Özgüven, bireyin kendi isteklerini yerine getirme amacıyla başka bireylerin kişilik haklarına zarar vermeye yol açmaz. Bu anlamda benmerkezcilikten ayrılır. Narsisistik özelliklere sahip bireyler benmerkezci düşünür. Girdiği ortamlarda ilgi odağı olmak isterler, bunu sağlayabilmek için başarılarını sıkça dile getirebilirler. Narsisistik kişilik bozukluğuna sahip bireylerde ise abartılı bir öz önem duygusu hakimdir. Bireyler genel olarak etraflarındaki kişiler tarafından hayranlık görme arzusuna sahip olur. Bu kişiler başkalarına karşı kıskançlık duygusu beslese de başkaları tarafından kıskanıldıklarına inanırlar. Ayrıca kendini beğenmiş veya gösterişçi olarak karşımıza çıkan bu bireylerin son derece kibirli olduklarını söylemek mümkün. Narsisistik kişilik bozukluğuna sahip bireyler empati kurma sorunu yaşadıklarından kendi duyguları için başkalarının haklarını sömürmeye yönelik davranışlarda bulunabilir.

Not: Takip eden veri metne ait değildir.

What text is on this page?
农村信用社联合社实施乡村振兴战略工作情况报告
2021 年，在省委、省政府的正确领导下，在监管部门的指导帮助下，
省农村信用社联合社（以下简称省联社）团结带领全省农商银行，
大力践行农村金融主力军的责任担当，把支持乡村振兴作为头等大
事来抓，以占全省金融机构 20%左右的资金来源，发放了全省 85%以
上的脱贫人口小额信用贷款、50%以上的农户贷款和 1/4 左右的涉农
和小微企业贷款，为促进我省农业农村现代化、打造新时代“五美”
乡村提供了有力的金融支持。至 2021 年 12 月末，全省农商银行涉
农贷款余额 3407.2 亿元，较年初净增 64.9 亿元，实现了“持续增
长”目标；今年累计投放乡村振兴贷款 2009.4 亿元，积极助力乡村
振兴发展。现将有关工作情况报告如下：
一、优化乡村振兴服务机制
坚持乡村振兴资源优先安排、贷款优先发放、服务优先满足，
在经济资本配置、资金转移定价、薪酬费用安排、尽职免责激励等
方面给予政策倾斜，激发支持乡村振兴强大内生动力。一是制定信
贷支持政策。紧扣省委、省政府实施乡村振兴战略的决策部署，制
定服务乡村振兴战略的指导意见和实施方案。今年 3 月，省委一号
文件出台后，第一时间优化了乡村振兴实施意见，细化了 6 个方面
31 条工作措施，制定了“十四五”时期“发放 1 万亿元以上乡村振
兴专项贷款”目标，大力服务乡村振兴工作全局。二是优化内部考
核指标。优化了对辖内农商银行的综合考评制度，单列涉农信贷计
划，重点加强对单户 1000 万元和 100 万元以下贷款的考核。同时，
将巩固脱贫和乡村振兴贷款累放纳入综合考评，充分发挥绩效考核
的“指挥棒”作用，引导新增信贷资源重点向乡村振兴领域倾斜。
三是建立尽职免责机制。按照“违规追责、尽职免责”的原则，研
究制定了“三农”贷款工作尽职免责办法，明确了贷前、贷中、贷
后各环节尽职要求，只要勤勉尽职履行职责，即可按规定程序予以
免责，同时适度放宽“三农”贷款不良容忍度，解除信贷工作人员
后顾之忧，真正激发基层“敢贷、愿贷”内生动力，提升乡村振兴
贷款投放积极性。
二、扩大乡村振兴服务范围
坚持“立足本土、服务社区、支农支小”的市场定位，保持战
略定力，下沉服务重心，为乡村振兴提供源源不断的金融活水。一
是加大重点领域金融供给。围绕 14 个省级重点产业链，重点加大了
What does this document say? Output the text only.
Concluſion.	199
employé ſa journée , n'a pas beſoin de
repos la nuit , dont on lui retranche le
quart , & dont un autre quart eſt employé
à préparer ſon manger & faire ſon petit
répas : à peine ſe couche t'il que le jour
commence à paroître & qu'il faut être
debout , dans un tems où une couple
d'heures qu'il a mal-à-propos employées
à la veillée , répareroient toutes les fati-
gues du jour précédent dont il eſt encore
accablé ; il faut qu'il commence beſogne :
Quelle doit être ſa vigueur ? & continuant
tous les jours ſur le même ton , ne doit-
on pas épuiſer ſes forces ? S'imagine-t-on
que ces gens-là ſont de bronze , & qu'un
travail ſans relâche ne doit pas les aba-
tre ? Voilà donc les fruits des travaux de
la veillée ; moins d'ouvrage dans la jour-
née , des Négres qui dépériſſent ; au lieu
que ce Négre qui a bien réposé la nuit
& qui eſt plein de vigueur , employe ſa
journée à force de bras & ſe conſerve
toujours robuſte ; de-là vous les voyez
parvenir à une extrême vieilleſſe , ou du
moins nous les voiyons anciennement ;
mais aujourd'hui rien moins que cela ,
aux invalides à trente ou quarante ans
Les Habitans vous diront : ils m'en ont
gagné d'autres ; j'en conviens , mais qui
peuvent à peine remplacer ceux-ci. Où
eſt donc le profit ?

Narsisistik Ebeveynler ve Çocuklarıyla İletişimleri
Duygusal ihmale en çok neden olan etkenlerden biri narsisistik ebeveynlerdir. Narsisistik ebeveynler çocuklarına dahi duygu veremez, onlarla empati kuramazlar. Çocuklarını kendilerinin bir uzantısı olarak görürler. Çocuklarını, kendileri için özgüven kaynağı olarak görür; statü sahibi, hatta kusursuz olmaları gerektiğine inanırlar. Bunun sonucu olarak çocuklar, başkalarının dikkatini çekebilmek ve ebeveynlerini onurlandırabilmek için bir araç haline gelir. Narsisist ebeveynlere sahip çocuklar bir başarısızlığa uğradıklarında ebeveynlerin gözünde değersizleşir. Kendi hayatları ve ebeveynlerinin kendileri için tasarladıkları hayatların arasına sıkışıp kalırlar. Ancak hayatlarının istikrarlı olabilmesi için ebeveynlerinin gündemine bağlı hareket etmeye maruz kalabilirler. Bu durum, sıkışıp kaldıkları iki hayat seçeneği arasından kendi yollarını seçmek yerine, ebeveynleriyle istikrarlı ve yakın iletişim kurabilmek için istemedikleri hayatı seçmelerine sebep olabilir.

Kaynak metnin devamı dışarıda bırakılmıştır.